Calmy-Rey et Lüthi au coude à coude
Les deux candidates officielles du PS à la succession de Ruth Dreifuss au Conseil fédéral ont fait bonne impression mardi lors des auditions.
Les Démocrates-chrétiens et les Verts laissent la liberté de vote. Les radicaux décideront plus tard.
Il y aura très probablement du suspense, le 4 décembre au Palais fédéral, jour où se jouera la succession de la Conseillère fédérale Ruth Dreifuss.
Micheline Calmy-Rey et Ruth Lüthi – les deux candidates socialistes – ont visiblement fait bonne impression.
Pour preuve, le groupe radical (60 députés) n’a pas encore de favorites. «Mais, déclare son président Fulvio Pelli, il est fort improbable qu’il vote pour d’autres personnes que celles qui figurent sur le ticket socialiste.»
Et c’est, pour l’heure, la seule certitude des radicaux. En effet, certains ont été impressionnés par la Fribourgeoise Ruth Lüthi, d’autres par la Genevoise Micheline Calmy-Rey.
C’est la raison pour laquelle le groupe radical ne prendra sa décision que le mardi 3 décembre, ajoute le conseiller national tessinois.
Tout dépendra aussi de l’attitude des socialistes et de l’Union démocratique du centre (UDC) le jour même de l’élection.
En conclusion, le groupe radical se dit impressionné par les deux candidates qui ont des personnalités différentes. «Mais, rappelle Fulvio Pelli, toutes les deux sont qualifiées.»
Pas de préférence au PDC
Le groupe démocrate-chrétien (50 députés), indique son président Jean-Michel Cina, «n’a pas non plus de préférence entre les deux candidates officielles du PS.»

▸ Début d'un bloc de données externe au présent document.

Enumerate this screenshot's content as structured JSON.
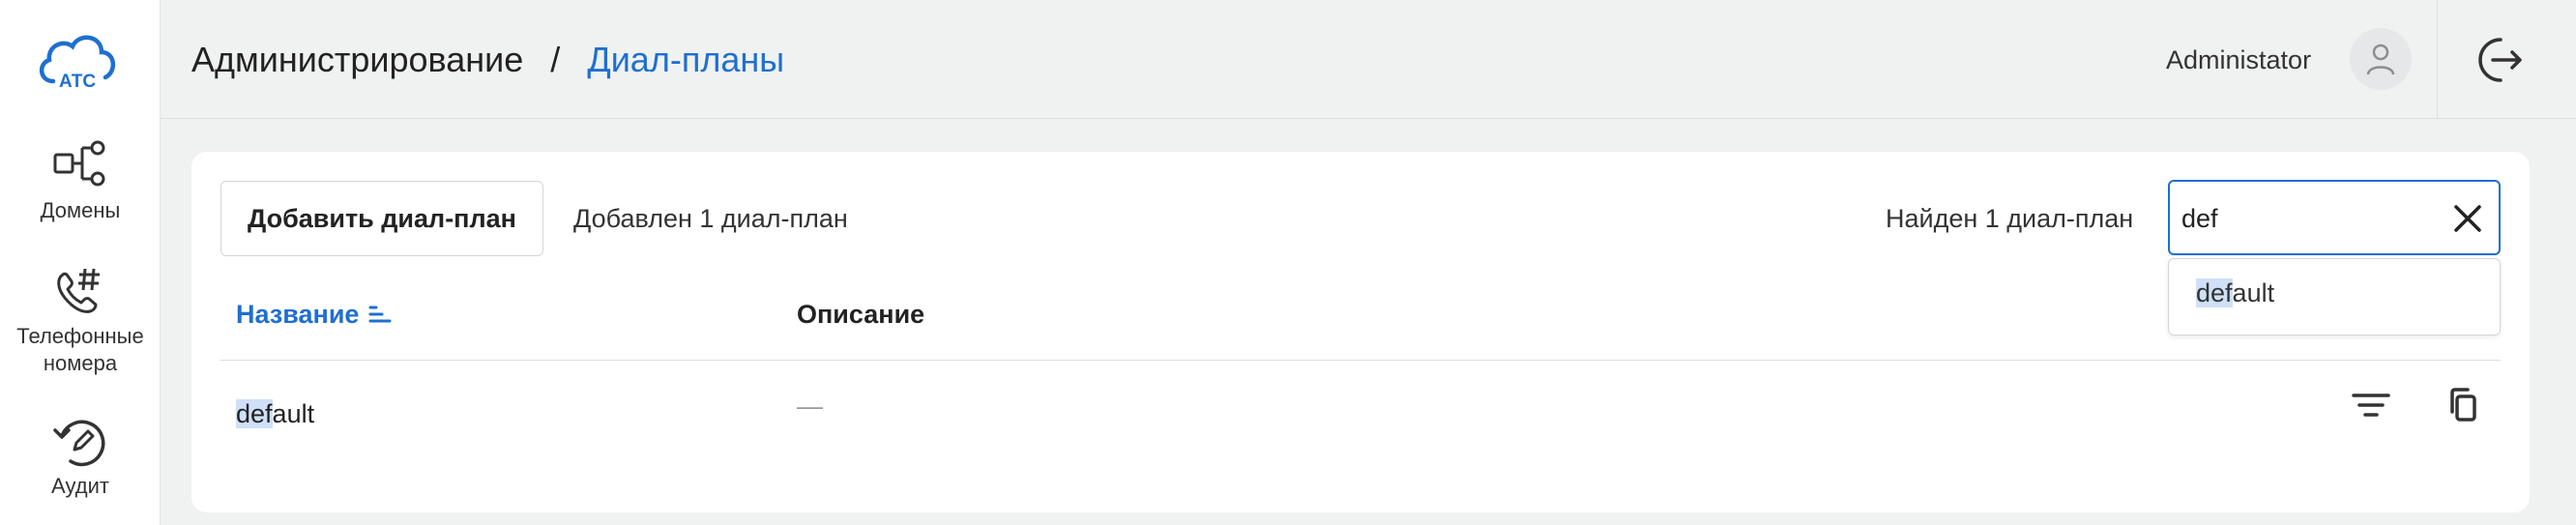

Mais, à la différence des Radicaux, les Démocrates-chrétiens ont défini leur stratégie. En d’autres termes, ils laissent la liberté de vote aux membres de leur groupe. Et la décision du groupe est définitive.
Une chose est sûre: les deux conseillères d’Etat Calmy-Rey et Lüthi ont toutes deux prouvé qu’elles étaient qualifiées pour le poste de conseillère fédérale.
«Elles ont montré aux Démocrates-chrétiens qu’elles étaient capables de respecter le principe de collégialité et de faire des coalitions», ajoute le conseiller national valaisan.
Par ailleurs, dit Jean-Michel Cina, le groupe PDC peut vivre avec l’idée que deux Fribourgeois siègent au gouvernement. Même si cette perspective constitue un certain handicap pour Ruth Lüthi.
Car, avec son représentant Joseph Deiss au Conseil fédéral, le PDC aurait intérêt à une plus large répartition géographique.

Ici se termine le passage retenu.